July natural gas is expected to open 8 cents lower Monday morning at $2.74 as overnight weather forecasts for key population centers turned more moderate. Overnight oil markets were narrowly mixed.

Not only did overnight weather models turn more moderate for key Midwest and eastern energy markets, but forecasters noted strong agreement among different models. “While we still have some lingering impacts of the departing hot pattern this week across the Midwest, South and East (99 F forecast for DC tomorrow), the six-15 day period is dominated by the upcoming new pattern type, with heat ridging toward the Pacific Northwest, Western Canada, and out into the Gulf of Alaska.
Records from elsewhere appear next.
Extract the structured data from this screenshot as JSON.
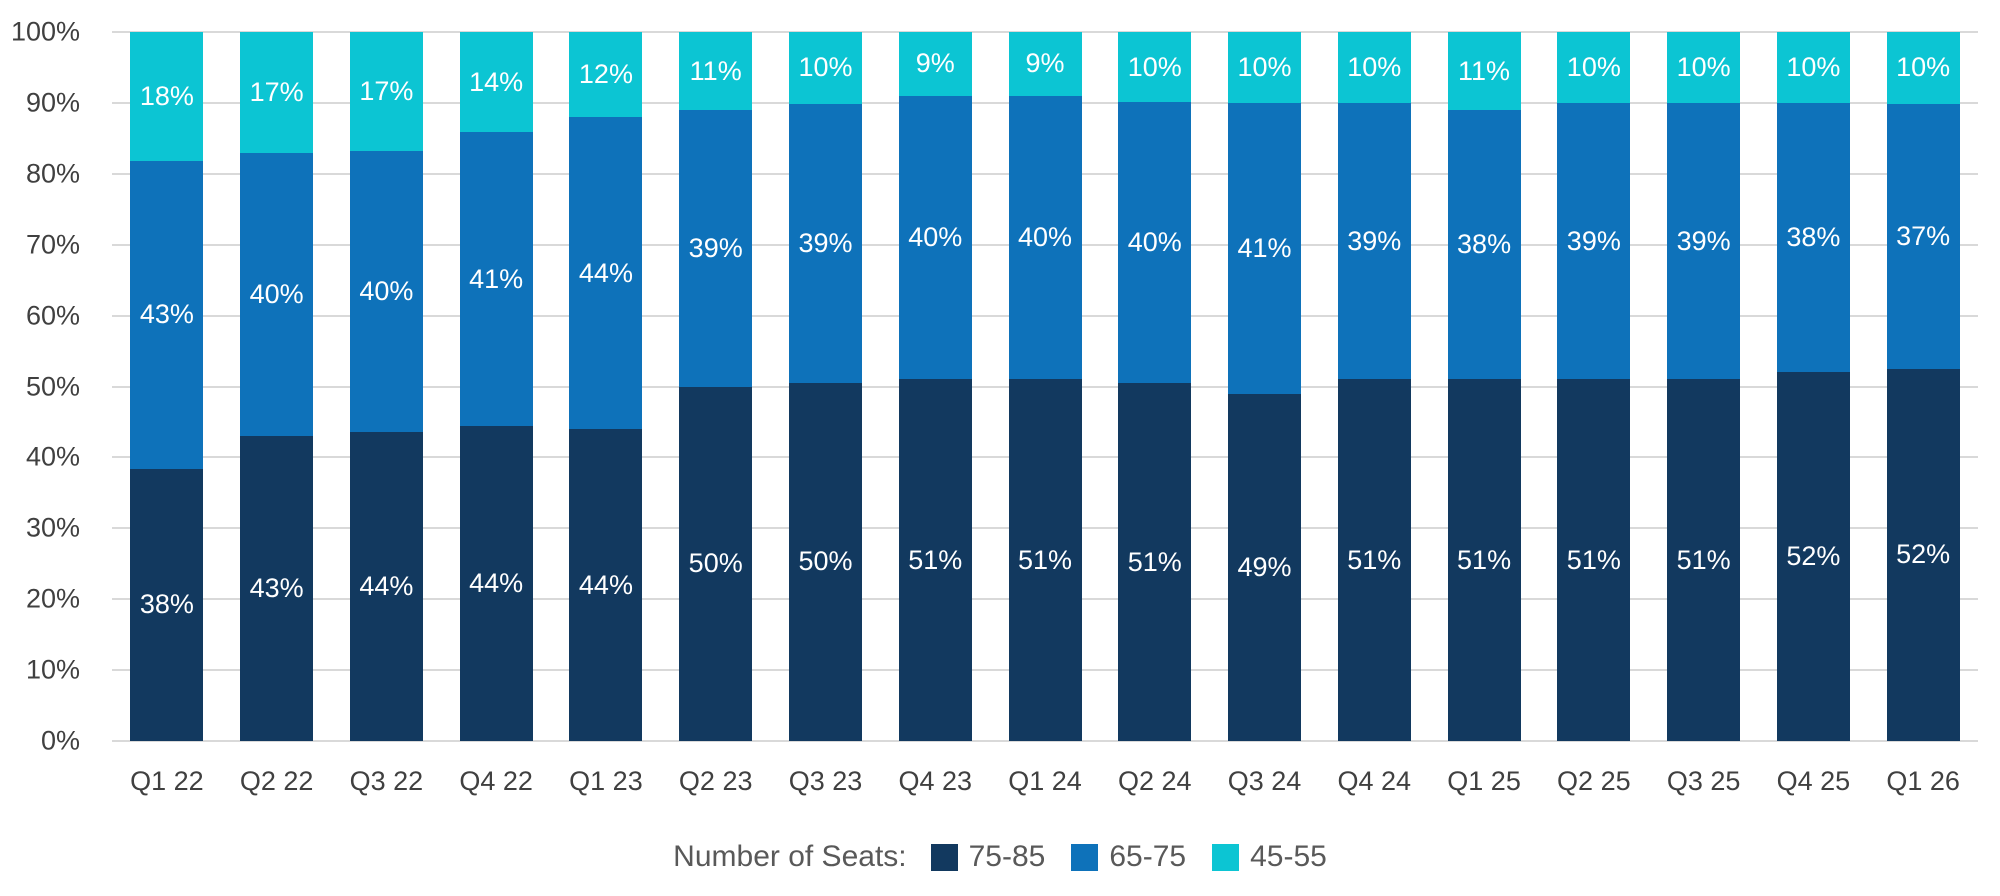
{
  "chart_data": {
    "type": "bar",
    "subtype": "stacked-100-percent-column",
    "title": "",
    "xlabel": "",
    "ylabel": "",
    "categories": [
      "Q1 22",
      "Q2 22",
      "Q3 22",
      "Q4 22",
      "Q1 23",
      "Q2 23",
      "Q3 23",
      "Q4 23",
      "Q1 24",
      "Q2 24",
      "Q3 24",
      "Q4 24",
      "Q1 25",
      "Q2 25",
      "Q3 25",
      "Q4 25",
      "Q1 26"
    ],
    "series": [
      {
        "name": "75-85",
        "color": "#12395f",
        "values": [
          38,
          43,
          44,
          44,
          44,
          50,
          50,
          51,
          51,
          51,
          49,
          51,
          51,
          51,
          51,
          52,
          52
        ]
      },
      {
        "name": "65-75",
        "color": "#0e72ba",
        "values": [
          43,
          40,
          40,
          41,
          44,
          39,
          39,
          40,
          40,
          40,
          41,
          39,
          38,
          39,
          39,
          38,
          37
        ]
      },
      {
        "name": "45-55",
        "color": "#0cc5d3",
        "values": [
          18,
          17,
          17,
          14,
          12,
          11,
          10,
          9,
          9,
          10,
          10,
          10,
          11,
          10,
          10,
          10,
          10
        ]
      }
    ],
    "stack_order_bottom_to_top": [
      "75-85",
      "65-75",
      "45-55"
    ],
    "y_axis": {
      "min": 0,
      "max": 100,
      "tick_step": 10,
      "ticks": [
        0,
        10,
        20,
        30,
        40,
        50,
        60,
        70,
        80,
        90,
        100
      ],
      "tick_label_suffix": "%",
      "grid": true
    },
    "data_label_suffix": "%",
    "legend": {
      "title": "Number of Seats:",
      "position": "bottom"
    }
  },
  "colors": {
    "background": "#ffffff",
    "gridline": "#d9d9d9",
    "axis_text": "#404040",
    "legend_text": "#595959",
    "data_label_text": "#ffffff"
  }
}
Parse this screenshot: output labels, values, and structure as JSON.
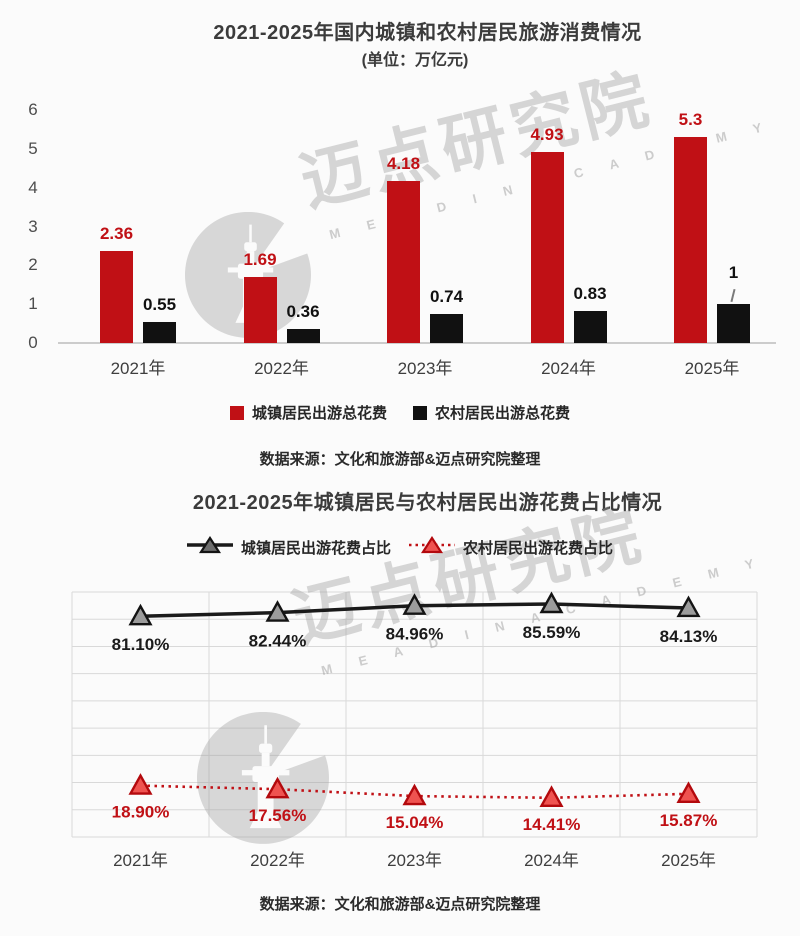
{
  "watermark": {
    "cn": "迈点研究院",
    "en": "M E A D I N   A C A D E M Y"
  },
  "chart_data": [
    {
      "type": "bar",
      "title": "2021-2025年国内城镇和农村居民旅游消费情况",
      "subtitle": "(单位：万亿元)",
      "source_note": "数据来源：文化和旅游部&迈点研究院整理",
      "categories": [
        "2021年",
        "2022年",
        "2023年",
        "2024年",
        "2025年"
      ],
      "series": [
        {
          "name": "城镇居民出游总花费",
          "color": "#c01015",
          "values": [
            2.36,
            1.69,
            4.18,
            4.93,
            5.3
          ]
        },
        {
          "name": "农村居民出游总花费",
          "color": "#111111",
          "values": [
            0.55,
            0.36,
            0.74,
            0.83,
            1
          ]
        }
      ],
      "ylim": [
        0,
        6
      ],
      "yticks": [
        0,
        1,
        2,
        3,
        4,
        5,
        6
      ],
      "grid": false,
      "legend_position": "bottom",
      "callout": {
        "series_index": 1,
        "point_index": 4
      }
    },
    {
      "type": "line",
      "title": "2021-2025年城镇居民与农村居民出游花费占比情况",
      "source_note": "数据来源：文化和旅游部&迈点研究院整理",
      "categories": [
        "2021年",
        "2022年",
        "2023年",
        "2024年",
        "2025年"
      ],
      "series": [
        {
          "name": "城镇居民出游花费占比",
          "color": "#1a1a1a",
          "marker_fill": "#9c9c9c",
          "line_style": "solid",
          "values": [
            81.1,
            82.44,
            84.96,
            85.59,
            84.13
          ],
          "labels": [
            "81.10%",
            "82.44%",
            "84.96%",
            "85.59%",
            "84.13%"
          ]
        },
        {
          "name": "农村居民出游花费占比",
          "color": "#c01015",
          "marker_fill": "#ef5350",
          "line_style": "dotted",
          "values": [
            18.9,
            17.56,
            15.04,
            14.41,
            15.87
          ],
          "labels": [
            "18.90%",
            "17.56%",
            "15.04%",
            "14.41%",
            "15.87%"
          ]
        }
      ],
      "ylim": [
        0,
        90
      ],
      "grid_step": 10,
      "grid": true,
      "grid_color": "#d9d9d9",
      "legend_position": "top"
    }
  ]
}
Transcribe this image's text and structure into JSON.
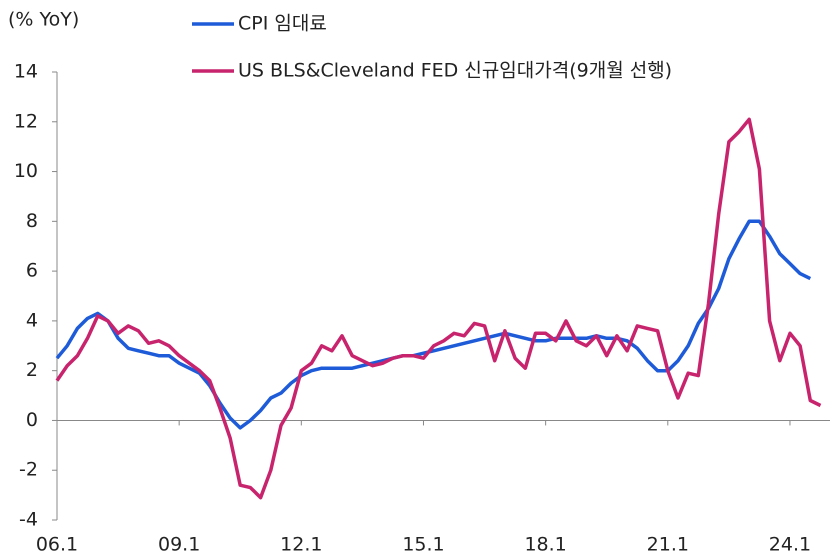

Southward extension into California provided some warmer to hotter changes to our forecast today,” said Matt Rogers, president of Commodity Weather Group, in a Monday morning report.

“Otherwise, cooling trends and changes dominate today’s weather update for the South, Midwest and East. The cool trough axis mainly sits over the Midwest and extends to the South (more toward Texas than Southeast), so this sometimes leaves the door open for briefly hotter spikes on the East Coast ahead of cold fronts. It would not be the consistent heat like seen in recent weeks, but we will have to watch for volatility. Otherwise, the models are in excellent agreement on holding this pattern through day 15 (July 6).”

Risk managers are keeping their powder dry. In a weekly note to clients, Mike DeVooght, president of Colorado-based DEVO Capital, said, “Moderate temperatures throughout much of the United States have kept demand flat. Natural gas has been range bound between $2.60 and $3.00 for the calendar year.

“Due to strong supply of natural gas along with the current demand outlook, we feel prices should continue to trade within this range. On a trade basis, we will stand aside for now and will continue to monitor the market.”

Others see a near-term bias lower. “The short-term technicals still favor the bears,” said Brian LaRose of United ICAP after the close Friday.”So despite the rally Friday, we have little incentive to be buyers just yet. What could have us changing our tune? A move back above the $2.965-2.988 area would be helpful for starters. Barring a move above resistance or a bullish shift on the technicals would prefer to sit tight and wait for a more definitive entry signal, be it long or short.”

In overnight Globex trading the expiring July crude oil contract rose 29 cents to $59.90/bbl and July RBOB gasoline slipped a penny to $2.0510/gal.